Ok, ich sehe, da liegt also einiges an Inspiration. Aber was war die Voraussetzung für den Film?

Severin: Wir guckten ein Fernsehprogramm, in dem es um plastische Chirurgie ging. Die Mütter dort waren für drei Monate von ihren Familien getrennt, um eine neue Nase, neue Zähne und so weiter zu bekommen. Irgendwann kamen sie zu ihren Familien zurück. Das sollte dann eigentlich der große Glücksmoment im Fernsehen sein, aber wenn man in die Augen der Kinder schaut, sieht man, wie irritiert sie sind, wenn sie ihre Mütter wiedersehen. Es gab sogar eine Folge, in der ein Kind zu seinem Vater sagt: „Das ist nicht meine Mutter.“ Das war dann der Startschuss für „Ich seh, Ich seh“.

Familie und Identität sind sehr gut erzählbare Themen. Habt ihr diesbezüglich auch empirisch nachgeforscht?

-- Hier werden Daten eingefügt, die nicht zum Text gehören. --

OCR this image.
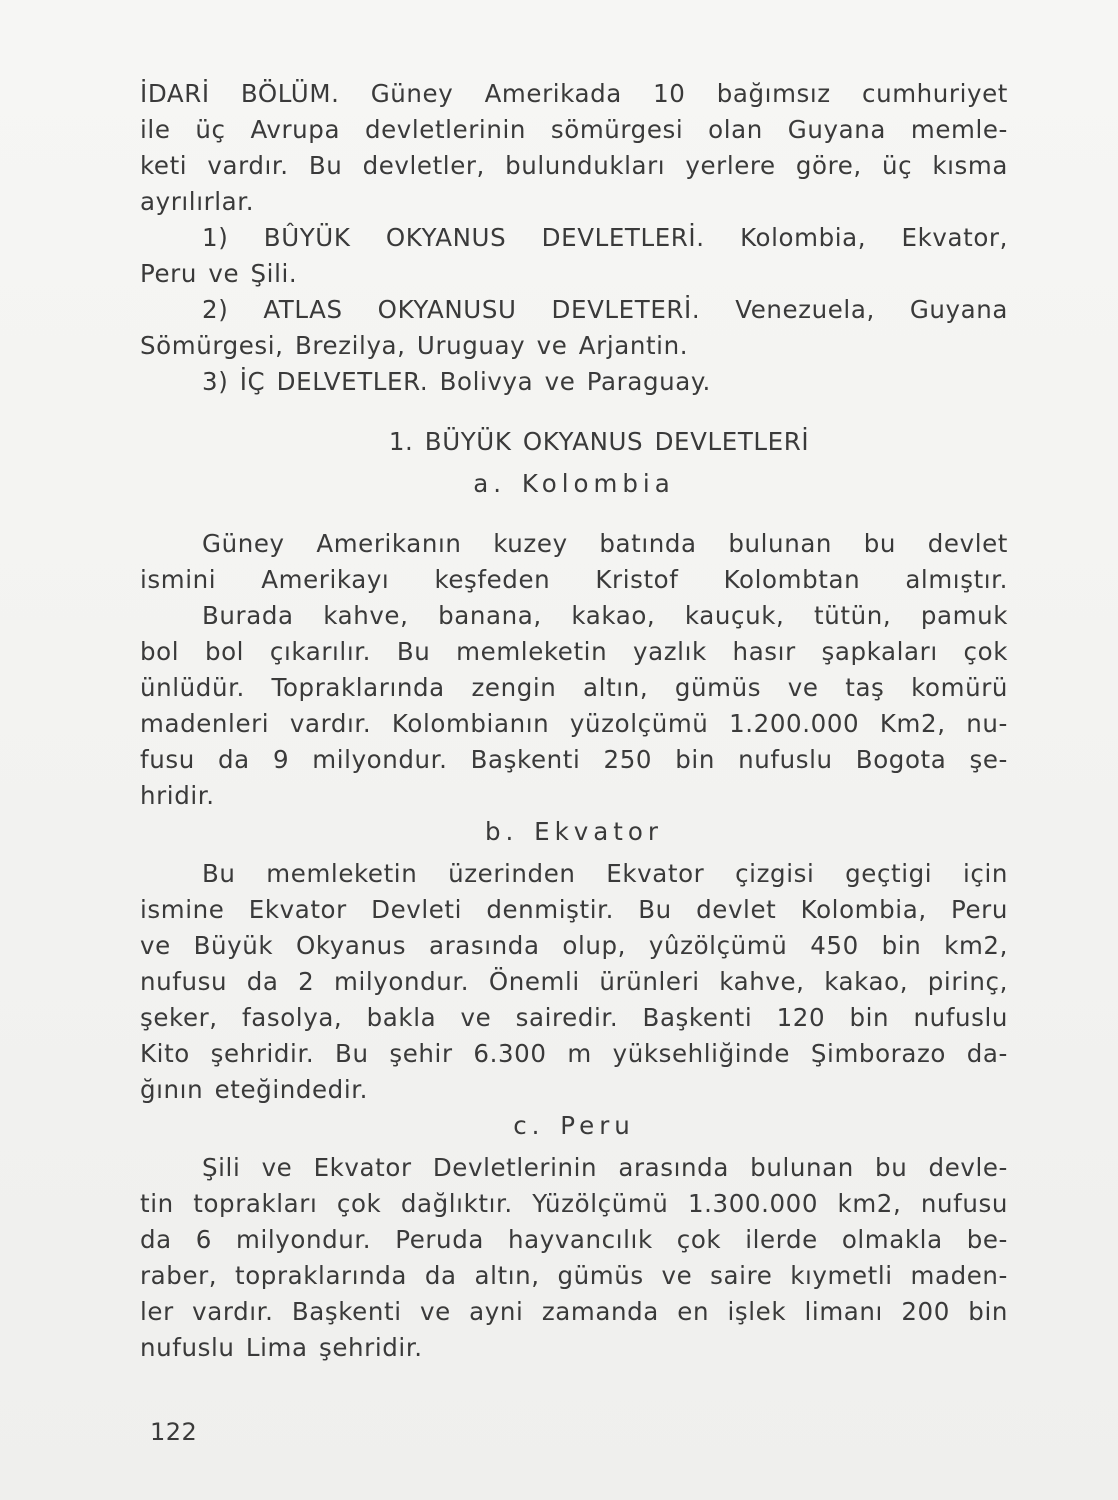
İDARİ BÖLÜM. Güney Amerikada 10 bağımsız cumhuriyet
ile üç Avrupa devletlerinin sömürgesi olan Guyana memle-
keti vardır. Bu devletler, bulundukları yerlere göre, üç kısma
ayrılırlar.
1) BÛYÜK OKYANUS DEVLETLERİ. Kolombia, Ekvator,
Peru ve Şili.
2) ATLAS OKYANUSU DEVLETERİ. Venezuela, Guyana
Sömürgesi, Brezilya, Uruguay ve Arjantin.
3) İÇ DELVETLER. Bolivya ve Paraguay.
1. BÜYÜK OKYANUS DEVLETLERİ
a. Kolombia
Güney Amerikanın kuzey batında bulunan bu devlet
ismini Amerikayı keşfeden Kristof Kolombtan almıştır.
Burada kahve, banana, kakao, kauçuk, tütün, pamuk
bol bol çıkarılır. Bu memleketin yazlık hasır şapkaları çok
ünlüdür. Topraklarında zengin altın, gümüs ve taş komürü
madenleri vardır. Kolombianın yüzolçümü 1.200.000 Km2, nu-
fusu da 9 milyondur. Başkenti 250 bin nufuslu Bogota şe-
hridir.
b. Ekvator
Bu memleketin üzerinden Ekvator çizgisi geçtigi için
ismine Ekvator Devleti denmiştir. Bu devlet Kolombia, Peru
ve Büyük Okyanus arasında olup, yûzölçümü 450 bin km2,
nufusu da 2 milyondur. Önemli ürünleri kahve, kakao, pirinç,
şeker, fasolya, bakla ve sairedir. Başkenti 120 bin nufuslu
Kito şehridir. Bu şehir 6.300 m yüksehliğinde Şimborazo da-
ğının eteğindedir.
c. Peru
Şili ve Ekvator Devletlerinin arasında bulunan bu devle-
tin toprakları çok dağlıktır. Yüzölçümü 1.300.000 km2, nufusu
da 6 milyondur. Peruda hayvancılık çok ilerde olmakla be-
raber, topraklarında da altın, gümüs ve saire kıymetli maden-
ler vardır. Başkenti ve ayni zamanda en işlek limanı 200 bin
nufuslu Lima şehridir.
122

Severin: Wir haben mit vielen Jungendpsychiatern gesprochen. Sie erzählten uns von noch viel schlimmeren Dingen.

Elias Schwarz und Lukas Schwarz behielten im Film für ihre Rollen ihre echten Namen’. Bild: Ulrich Seidl Filmproduktion.

Könnt ihr was zum Casting der beiden Zwillinge—Elias Schwarz und Lukas Schwarz—sagen?

Veronika: Wir riefen Schulen in Österreich an und fragten, ob sie Zwillinge in irgendeiner Klasse hätten. Wir luden schließlich 130 Zwillingspaare in unsere Büro ein, was irgendwie ziemlich gruselig war. Am Ende hatten wir drei Paare, die für den Film in Frage kamen. In der letzten Probe banden wir unsere Hauptdarstellerin an einem Stuhl fest und erzählten den Kindern, dass diese Person ihre Mutter entführt hätte und sie rausfinden müssten, wo ihre Mutter sei. Zwei der Zwillingspärchen begannen, die Frau auf dem Stuhl anzuschreien. Lukas und Elias allerdings nahmen sofort einen Stift in die Hand und piekten der Schauspielerin in den Arm. Das war sehr mutig für Kinder, vor allem da sie die Schauspielerin nicht kannten und ihren Respekt vor einem Erwachsenen ablegen mussten.

Elias und Lukas glauben nicht, dass die bandagierte Frau ihre Mutter ist. Bild: Ulrich Seidl Filmproduktion.